Pereira relatou ainda que sua compulsão sexual começou na infância, após encontrar revistas pornográficas no local de trabalho do avô. Na adolescência, em São José do Rio Preto (SP), onde nasceu, mantinha diversas relações enquanto patinava. "Meus pensamentos eram mais fortes que eu. Não conseguia controlar". Questionado sobre por que não matava homens, respondeu: "Porque eu me sentia atraído por mulheres, pelo corpo das mulheres".
A conversão religiosa foi outro ponto central do relato. Ele diz ter se batizado em 1999, dentro da Penitenciária de Itaí, após contato com evangélicos. Desde então, afirma viver em oração. "Até quando vou caminhar, estou meditando na palavra". Ao ser questionado sobre as famílias das vítimas, no entanto, afirmou não pediria desculpas: "Deus já me perdoou". Ainda assim, disse que aceitaria conversar com os parentes. "A conversão é o único caminho".

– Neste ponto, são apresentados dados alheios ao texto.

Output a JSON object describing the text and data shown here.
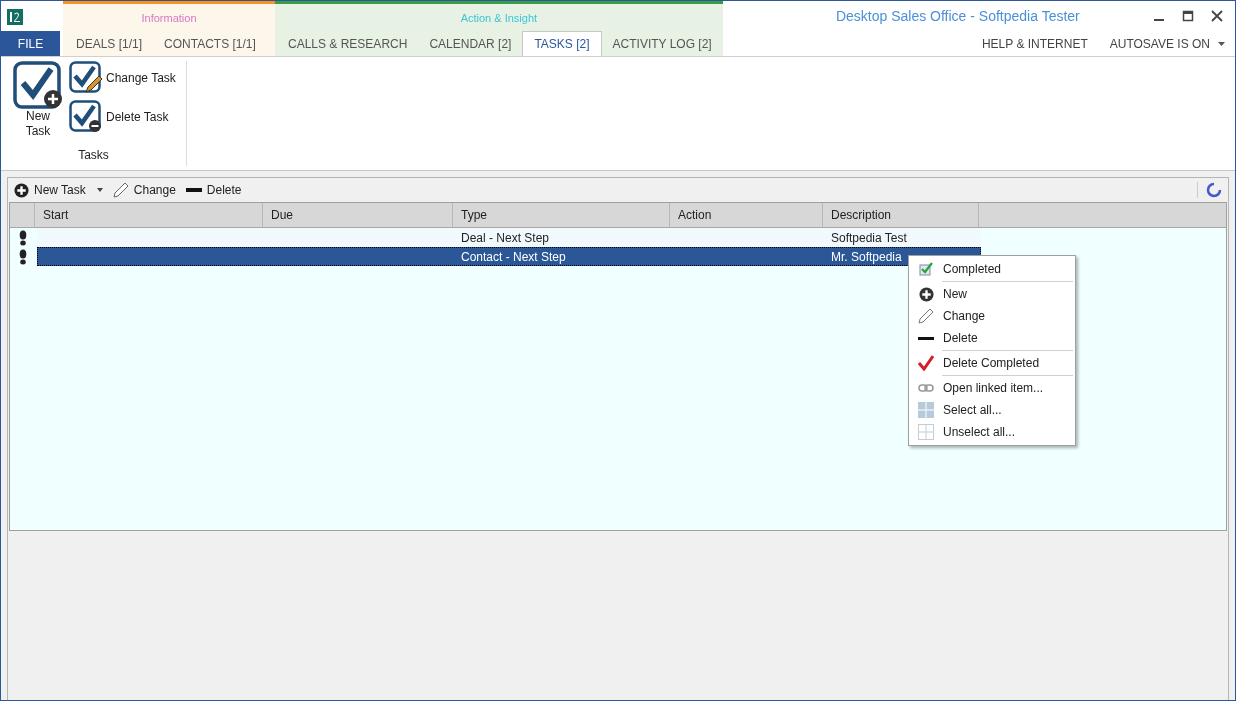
{
  "window": {
    "title": "Desktop Sales Office - Softpedia Tester"
  },
  "file_tab": "FILE",
  "tab_groups": [
    {
      "label": "Information",
      "kind": "info",
      "tabs": [
        {
          "label": "DEALS [1/1]",
          "selected": false
        },
        {
          "label": "CONTACTS [1/1]",
          "selected": false
        }
      ]
    },
    {
      "label": "Action & Insight",
      "kind": "action",
      "tabs": [
        {
          "label": "CALLS & RESEARCH",
          "selected": false
        },
        {
          "label": "CALENDAR [2]",
          "selected": false
        },
        {
          "label": "TASKS [2]",
          "selected": true
        },
        {
          "label": "ACTIVITY LOG [2]",
          "selected": false
        }
      ]
    }
  ],
  "right_links": [
    {
      "label": "HELP & INTERNET",
      "dropdown": false
    },
    {
      "label": "AUTOSAVE IS ON",
      "dropdown": true
    }
  ],
  "ribbon": {
    "group_label": "Tasks",
    "big_button": "New Task",
    "small_buttons": [
      {
        "label": "Change Task",
        "kind": "change"
      },
      {
        "label": "Delete Task",
        "kind": "delete"
      }
    ]
  },
  "toolbar": [
    {
      "label": "New Task",
      "kind": "new",
      "dropdown": true
    },
    {
      "label": "Change",
      "kind": "change",
      "dropdown": false
    },
    {
      "label": "Delete",
      "kind": "delete",
      "dropdown": false
    }
  ],
  "table": {
    "columns": [
      "Start",
      "Due",
      "Type",
      "Action",
      "Description"
    ],
    "rows": [
      {
        "cells": [
          "",
          "",
          "Deal - Next Step",
          "",
          "Softpedia Test"
        ],
        "selected": false
      },
      {
        "cells": [
          "",
          "",
          "Contact - Next Step",
          "",
          "Mr. Softpedia"
        ],
        "selected": true
      }
    ]
  },
  "context_menu": [
    {
      "label": "Completed",
      "kind": "check",
      "separator_before": false
    },
    {
      "label": "New",
      "kind": "plus",
      "separator_before": true
    },
    {
      "label": "Change",
      "kind": "pencil",
      "separator_before": false
    },
    {
      "label": "Delete",
      "kind": "minus",
      "separator_before": false
    },
    {
      "label": "Delete Completed",
      "kind": "redcheck",
      "separator_before": true
    },
    {
      "label": "Open linked item...",
      "kind": "link",
      "separator_before": true
    },
    {
      "label": "Select all...",
      "kind": "gridfill",
      "separator_before": false
    },
    {
      "label": "Unselect all...",
      "kind": "gridempty",
      "separator_before": false
    }
  ]
}
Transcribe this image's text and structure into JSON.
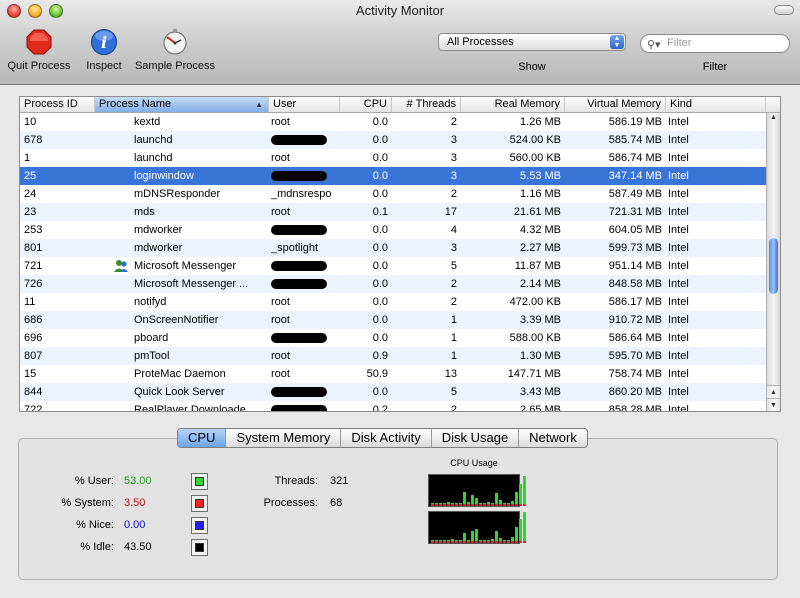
{
  "window": {
    "title": "Activity Monitor"
  },
  "toolbar": {
    "quit_label": "Quit Process",
    "inspect_label": "Inspect",
    "sample_label": "Sample Process",
    "show_value": "All Processes",
    "show_label": "Show",
    "filter_placeholder": "Filter",
    "filter_label": "Filter"
  },
  "table": {
    "headers": [
      "Process ID",
      "Process Name",
      "User",
      "CPU",
      "# Threads",
      "Real Memory",
      "Virtual Memory",
      "Kind"
    ],
    "rows": [
      {
        "pid": "10",
        "name": "kextd",
        "user": "root",
        "cpu": "0.0",
        "threads": "2",
        "real": "1.26 MB",
        "virtual": "586.19 MB",
        "kind": "Intel"
      },
      {
        "pid": "678",
        "name": "launchd",
        "user": "",
        "cpu": "0.0",
        "threads": "3",
        "real": "524.00 KB",
        "virtual": "585.74 MB",
        "kind": "Intel"
      },
      {
        "pid": "1",
        "name": "launchd",
        "user": "root",
        "cpu": "0.0",
        "threads": "3",
        "real": "560.00 KB",
        "virtual": "586.74 MB",
        "kind": "Intel"
      },
      {
        "pid": "25",
        "name": "loginwindow",
        "user": "",
        "cpu": "0.0",
        "threads": "3",
        "real": "5.53 MB",
        "virtual": "347.14 MB",
        "kind": "Intel"
      },
      {
        "pid": "24",
        "name": "mDNSResponder",
        "user": "_mdnsrespo",
        "cpu": "0.0",
        "threads": "2",
        "real": "1.16 MB",
        "virtual": "587.49 MB",
        "kind": "Intel"
      },
      {
        "pid": "23",
        "name": "mds",
        "user": "root",
        "cpu": "0.1",
        "threads": "17",
        "real": "21.61 MB",
        "virtual": "721.31 MB",
        "kind": "Intel"
      },
      {
        "pid": "253",
        "name": "mdworker",
        "user": "",
        "cpu": "0.0",
        "threads": "4",
        "real": "4.32 MB",
        "virtual": "604.05 MB",
        "kind": "Intel"
      },
      {
        "pid": "801",
        "name": "mdworker",
        "user": "_spotlight",
        "cpu": "0.0",
        "threads": "3",
        "real": "2.27 MB",
        "virtual": "599.73 MB",
        "kind": "Intel"
      },
      {
        "pid": "721",
        "name": "Microsoft Messenger",
        "user": "",
        "cpu": "0.0",
        "threads": "5",
        "real": "11.87 MB",
        "virtual": "951.14 MB",
        "kind": "Intel"
      },
      {
        "pid": "726",
        "name": "Microsoft Messenger ...",
        "user": "",
        "cpu": "0.0",
        "threads": "2",
        "real": "2.14 MB",
        "virtual": "848.58 MB",
        "kind": "Intel"
      },
      {
        "pid": "11",
        "name": "notifyd",
        "user": "root",
        "cpu": "0.0",
        "threads": "2",
        "real": "472.00 KB",
        "virtual": "586.17 MB",
        "kind": "Intel"
      },
      {
        "pid": "686",
        "name": "OnScreenNotifier",
        "user": "root",
        "cpu": "0.0",
        "threads": "1",
        "real": "3.39 MB",
        "virtual": "910.72 MB",
        "kind": "Intel"
      },
      {
        "pid": "696",
        "name": "pboard",
        "user": "",
        "cpu": "0.0",
        "threads": "1",
        "real": "588.00 KB",
        "virtual": "586.64 MB",
        "kind": "Intel"
      },
      {
        "pid": "807",
        "name": "pmTool",
        "user": "root",
        "cpu": "0.9",
        "threads": "1",
        "real": "1.30 MB",
        "virtual": "595.70 MB",
        "kind": "Intel"
      },
      {
        "pid": "15",
        "name": "ProteMac Daemon",
        "user": "root",
        "cpu": "50.9",
        "threads": "13",
        "real": "147.71 MB",
        "virtual": "758.74 MB",
        "kind": "Intel"
      },
      {
        "pid": "844",
        "name": "Quick Look Server",
        "user": "",
        "cpu": "0.0",
        "threads": "5",
        "real": "3.43 MB",
        "virtual": "860.20 MB",
        "kind": "Intel"
      },
      {
        "pid": "722",
        "name": "RealPlayer Downloade...",
        "user": "",
        "cpu": "0.2",
        "threads": "2",
        "real": "2.65 MB",
        "virtual": "858.28 MB",
        "kind": "Intel"
      }
    ]
  },
  "tabs": [
    "CPU",
    "System Memory",
    "Disk Activity",
    "Disk Usage",
    "Network"
  ],
  "cpu_panel": {
    "user_label": "% User:",
    "user_value": "53.00",
    "user_color": "#1a9a1a",
    "system_label": "% System:",
    "system_value": "3.50",
    "system_color": "#b01010",
    "nice_label": "% Nice:",
    "nice_value": "0.00",
    "nice_color": "#1010c0",
    "idle_label": "% Idle:",
    "idle_value": "43.50",
    "threads_label": "Threads:",
    "threads_value": "321",
    "processes_label": "Processes:",
    "processes_value": "68",
    "graph_title": "CPU Usage"
  }
}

A aproximação com o criminoso começou quando Simone Bravo decidiu escrever um livro. Ela enviou cartas a vários detentos, mas apenas Pereira respondeu. Instalou-se então um vínculo que permitiu visitas regulares. Para ser incluída na lista de visitantes, a psicóloga usou uma brecha: como só parentes e cônjuges com comprovação legal podem visitar presos em São Paulo, ela precisou que o nome da mãe de Francisco, Maria Helena Pereira, fosse retirado da relação. Segundo relato da própria Maria Helena, a troca foi feita mediante pagamento. Simone nega qualquer envolvimento financeiro.
O livro, Maníaco do Parque, a loucura lúcida (Editora Bretas), é fruto desses encontros. Nos registros da SAP (Secretaria de Administração Penitenciária), Simone consta como "amiga" do detento.
Em 2024, Francisco foi fotografado para recadastro interno da unidade. A imagem mostra o ex-personal trainer com sobrepeso e sem dentes. Segundo um médico do sistema prisional, ele sofre de amelogênese imperfeita, uma condição genética rara que compromete a formação do esmalte dos dentes.